Comment devenir assez riche pour prendre votre retraite?
Emmanuelle Gril
C’est la grande angoisse des Québécois: auront-ils les moyens de dire adieu au boulot et de profiter enfin de la vie?
Entre peur de manquer et rêves d’indépendance financière, voici comment transformer vos économies en véritable plan de liberté.
La planification de retraite est un exercice essentiel, mais particulièrement stressant, car on a souvent l’impression que l’on ne sera pas en mesure d’atteindre ses objectifs. Ne vous démoralisez pas, car, en suivant ces astuces simples mais redoutablement efficaces, il sera possible d’atteindre votre indépendance financière.
Chaque dollar compte
Dans son livre Comment devenir assez riche pour prendre votre retraite?, Sylvain Vincent, comptable à la retraite, dévoile ses meilleurs conseils pour une retraite sereine. «D’abord, il faut déterminer combien d’argent vous aurez besoin à la retraite. Pour un revenu annuel de 50 000$, il faut compter environ 1 000 000$ d’économies, 1 500 000$ pour 75 000$, et 2 000 000$ pour 100 000$», illustre-t-il.
Ces chiffres ont de quoi décourager, mais l’auteur se fait rassurant. «D’abord, les pensions d’employeur ou du gouvernement peuvent réduire le besoin d’épargne. Sachez qu’une tranche de 10 000$ de pension remplacera environ 200 000$ d’économies», dit-il. Les biens immobiliers et l’utilisation judicieuse du REER et du CELI peuvent aussi donner un bon coup de pouce.
Il rappelle également que chaque dollar économisé fait du chemin, surtout si c’est sur une longue période. «Ainsi, 1000$ dont vous réinvestissez le rendement de 5% chaque année donneront au bout de 40 ans 7040$», illustre-t-il. Quant à lui, un investissement de 10 000$ vaudra 70 400$ au bout de la même période.
Autre exemple: si vous effectuez un placement de 1000$ pendant 40 ans en y ajoutant 3% de plus chaque année, avec un rendement de 5%, vous obtiendrez au bout du compte 198 342$.
Secret de famille
Les stratégies pour atteindre l’indépendance financière de Sylvain Vincent lui ont été inspirées par l’éducation transmise par sa mère et sa grand-mère. «Le secret, c’est de vivre en deçà de ses moyens, d’éviter les dettes et de privilégier l’épargne», explique-t-il.
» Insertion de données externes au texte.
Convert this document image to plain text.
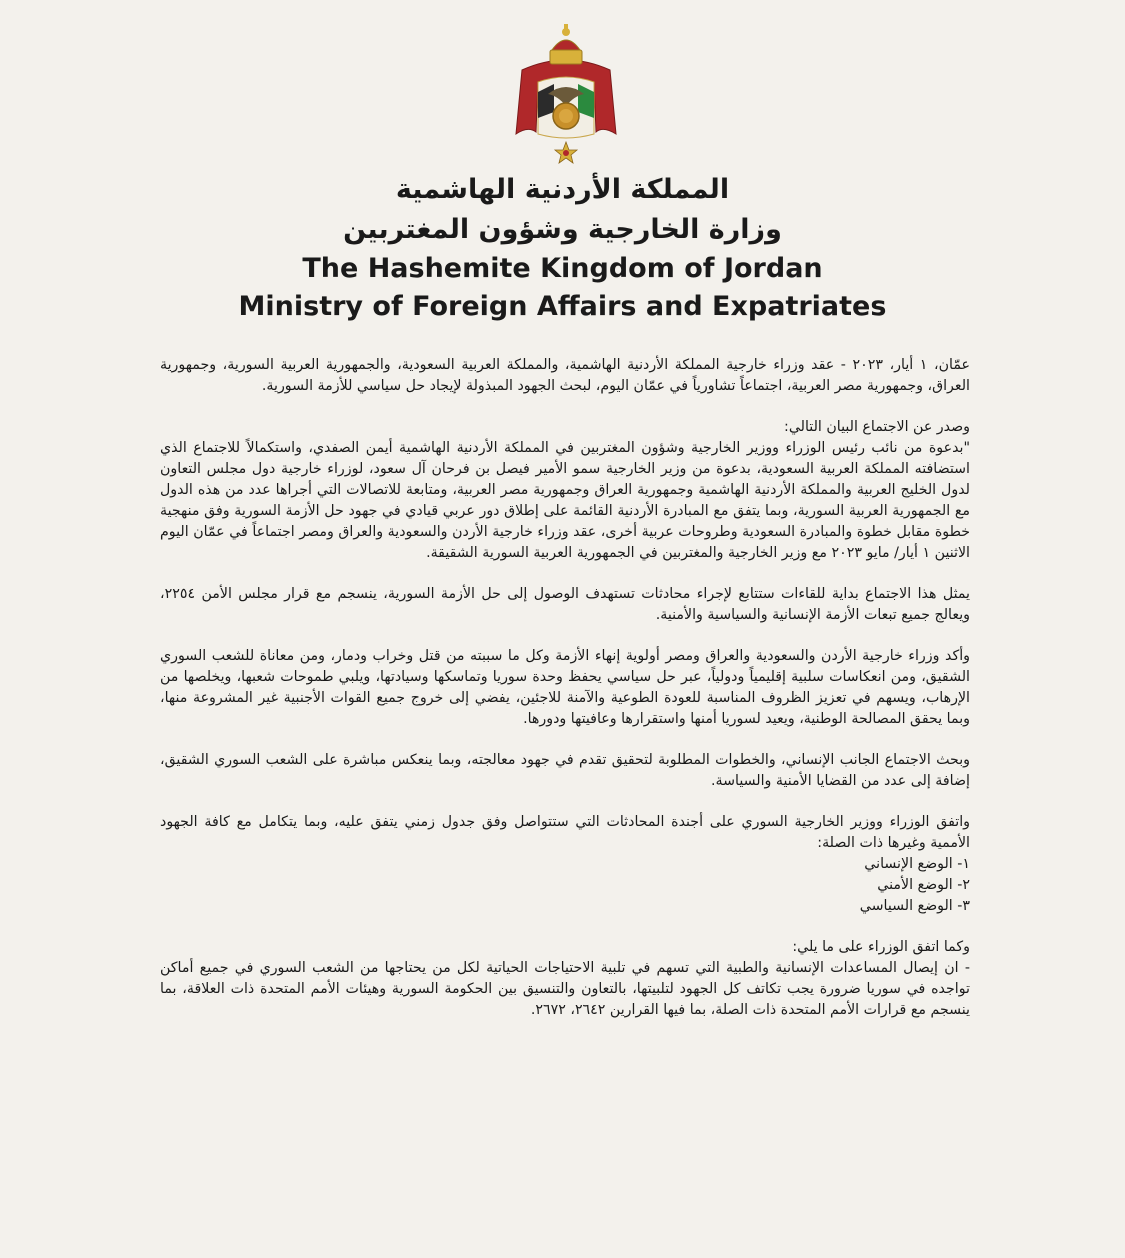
المملكة الأردنية الهاشمية
وزارة الخارجية وشؤون المغتربين
The Hashemite Kingdom of Jordan
Ministry of Foreign Affairs and Expatriates

عمّان، ١ أيار، ٢٠٢٣ - عقد وزراء خارجية المملكة الأردنية الهاشمية، والمملكة العربية السعودية، والجمهورية العربية السورية، وجمهورية العراق، وجمهورية مصر العربية، اجتماعاً تشاورياً في عمّان اليوم، لبحث الجهود المبذولة لإيجاد حل سياسي للأزمة السورية.

وصدر عن الاجتماع البيان التالي:

"بدعوة من نائب رئيس الوزراء ووزير الخارجية وشؤون المغتربين في المملكة الأردنية الهاشمية أيمن الصفدي، واستكمالاً للاجتماع الذي استضافته المملكة العربية السعودية، بدعوة من وزير الخارجية سمو الأمير فيصل بن فرحان آل سعود، لوزراء خارجية دول مجلس التعاون لدول الخليج العربية والمملكة الأردنية الهاشمية وجمهورية العراق وجمهورية مصر العربية، ومتابعة للاتصالات التي أجراها عدد من هذه الدول مع الجمهورية العربية السورية، وبما يتفق مع المبادرة الأردنية القائمة على إطلاق دور عربي قيادي في جهود حل الأزمة السورية وفق منهجية خطوة مقابل خطوة والمبادرة السعودية وطروحات عربية أخرى، عقد وزراء خارجية الأردن والسعودية والعراق ومصر اجتماعاً في عمّان اليوم الاثنين ١ أيار/ مايو ٢٠٢٣ مع وزير الخارجية والمغتربين في الجمهورية العربية السورية الشقيقة.

يمثل هذا الاجتماع بداية للقاءات ستتابع لإجراء محادثات تستهدف الوصول إلى حل الأزمة السورية، ينسجم مع قرار مجلس الأمن ٢٢٥٤، ويعالج جميع تبعات الأزمة الإنسانية والسياسية والأمنية.

وأكد وزراء خارجية الأردن والسعودية والعراق ومصر أولوية إنهاء الأزمة وكل ما سببته من قتل وخراب ودمار، ومن معاناة للشعب السوري الشقيق، ومن انعكاسات سلبية إقليمياً ودولياً، عبر حل سياسي يحفظ وحدة سوريا وتماسكها وسيادتها، ويلبي طموحات شعبها، ويخلصها من الإرهاب، ويسهم في تعزيز الظروف المناسبة للعودة الطوعية والآمنة للاجئين، يفضي إلى خروج جميع القوات الأجنبية غير المشروعة منها، وبما يحقق المصالحة الوطنية، ويعيد لسوريا أمنها واستقرارها وعافيتها ودورها.

وبحث الاجتماع الجانب الإنساني، والخطوات المطلوبة لتحقيق تقدم في جهود معالجته، وبما ينعكس مباشرة على الشعب السوري الشقيق، إضافة إلى عدد من القضايا الأمنية والسياسة.

واتفق الوزراء ووزير الخارجية السوري على أجندة المحادثات التي ستتواصل وفق جدول زمني يتفق عليه، وبما يتكامل مع كافة الجهود الأممية وغيرها ذات الصلة:

١- الوضع الإنساني

٢- الوضع الأمني

٣- الوضع السياسي

وكما اتفق الوزراء على ما يلي:

- ان إيصال المساعدات الإنسانية والطبية التي تسهم في تلبية الاحتياجات الحياتية لكل من يحتاجها من الشعب السوري في جميع أماكن تواجده في سوريا ضرورة يجب تكاتف كل الجهود لتلبيتها، بالتعاون والتنسيق بين الحكومة السورية وهيئات الأمم المتحدة ذات العلاقة، بما ينسجم مع قرارات الأمم المتحدة ذات الصلة، بما فيها القرارين ٢٦٤٢، ٢٦٧٢.
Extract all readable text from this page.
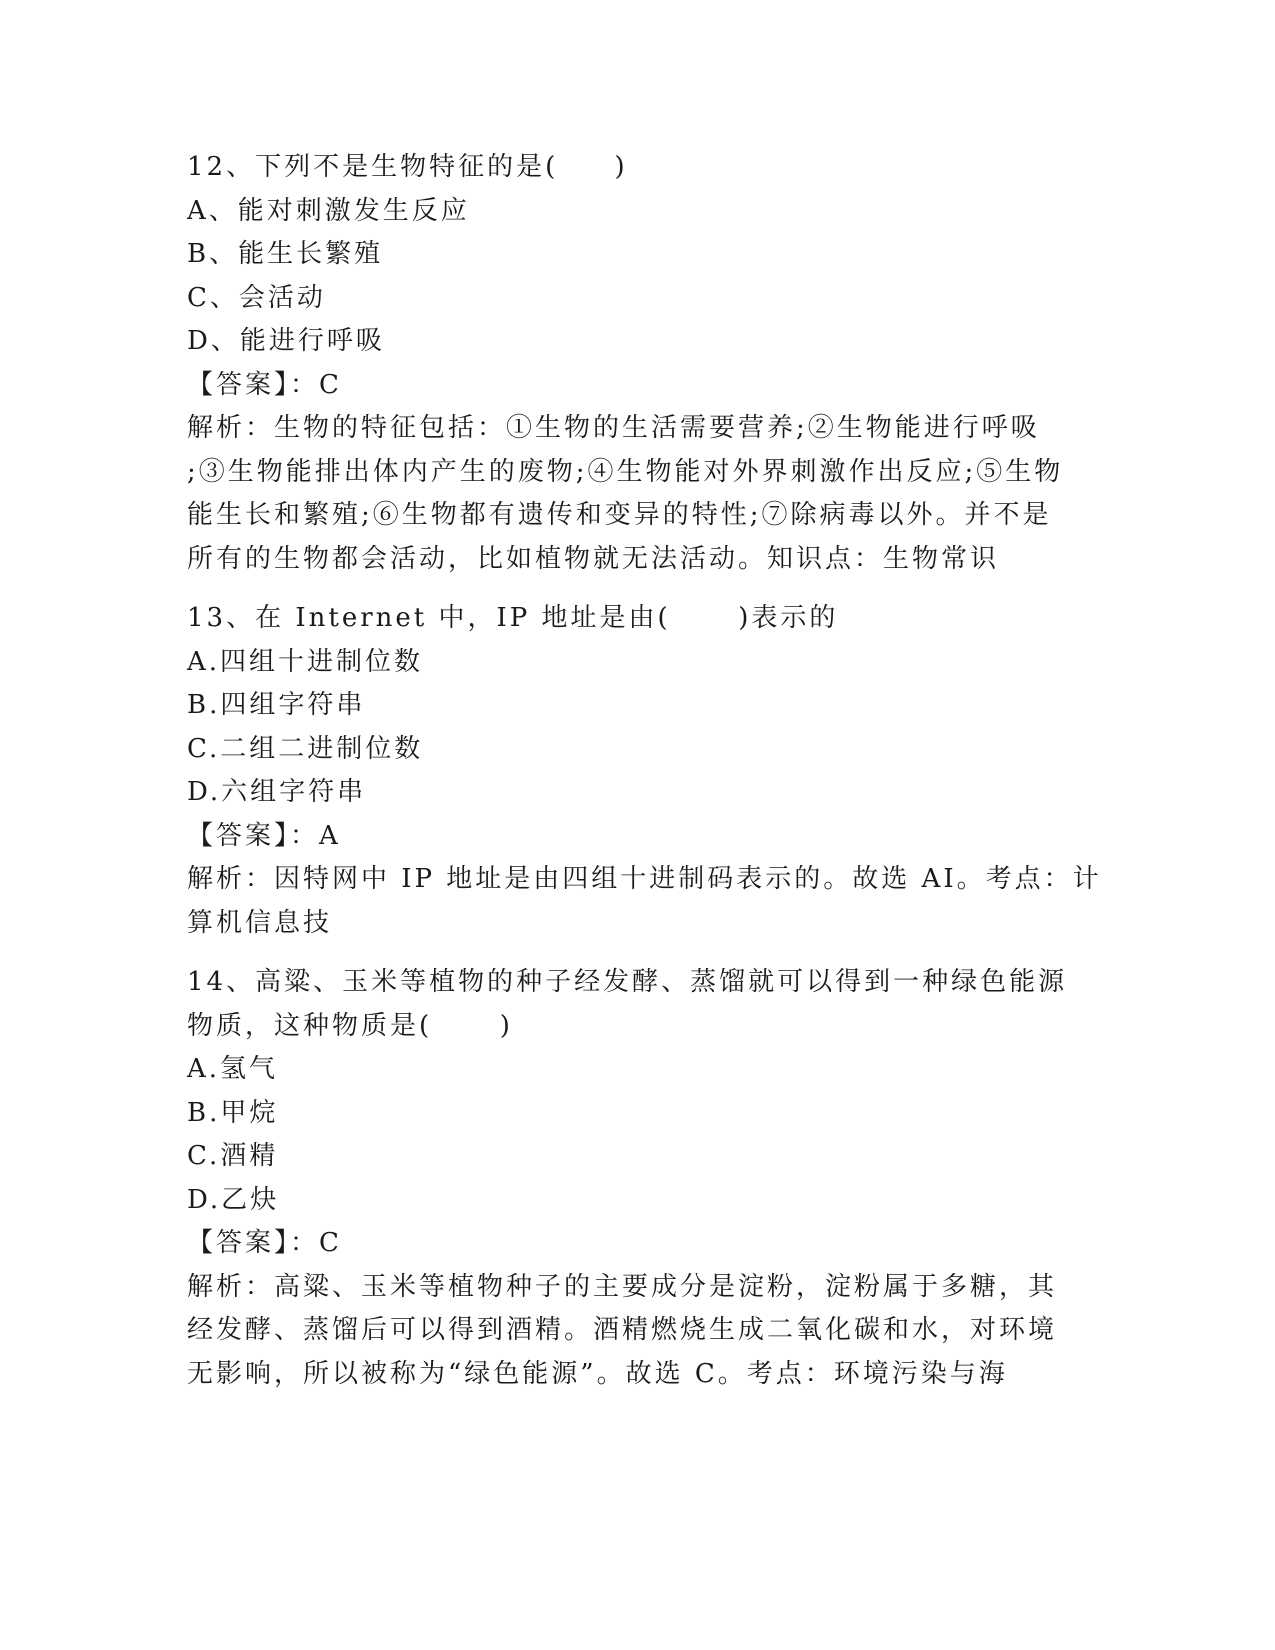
12、下列不是生物特征的是(     )
A、能对刺激发生反应
B、能生长繁殖
C、会活动
D、能进行呼吸
【答案】：C
解析：生物的特征包括：①生物的生活需要营养;②生物能进行呼吸
;③生物能排出体内产生的废物;④生物能对外界刺激作出反应;⑤生物
能生长和繁殖;⑥生物都有遗传和变异的特性;⑦除病毒以外。并不是
所有的生物都会活动，比如植物就无法活动。知识点：生物常识
13、在 Internet 中，IP 地址是由(      )表示的
A.四组十进制位数
B.四组字符串
C.二组二进制位数
D.六组字符串
【答案】：A
解析：因特网中 IP 地址是由四组十进制码表示的。故选 AI。考点：计
算机信息技
14、高粱、玉米等植物的种子经发酵、蒸馏就可以得到一种绿色能源
物质，这种物质是(      )
A.氢气
B.甲烷
C.酒精
D.乙炔
【答案】：C
解析：高粱、玉米等植物种子的主要成分是淀粉，淀粉属于多糖，其
经发酵、蒸馏后可以得到酒精。酒精燃烧生成二氧化碳和水，对环境
无影响，所以被称为“绿色能源”。故选 C。考点：环境污染与海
Vivre en dessous de ses moyens est un moyen efficace pour accumuler des richesses et cela ne signifie pas forcément se priver de tout. «Il s’agit plutôt de dépenser moins que ce que l’on gagne. On peut se gâter, mais en optant pour une option moins coûteuse», souligne-t-il.
Par exemple, quand on achète une voiture, on choisit une année antérieure ou un autre modèle, moins cher. Changer de véhicule tous les trois ou quatre ans est aussi une pratique qui pèse très lourd sur les finances. «En fait, posséder une auto engendre des dépenses d’au moins 1400$ par mois, soit 166 000$ au bout de 10 ans. Ça devrait nous faire réfléchir...», fait-il valoir.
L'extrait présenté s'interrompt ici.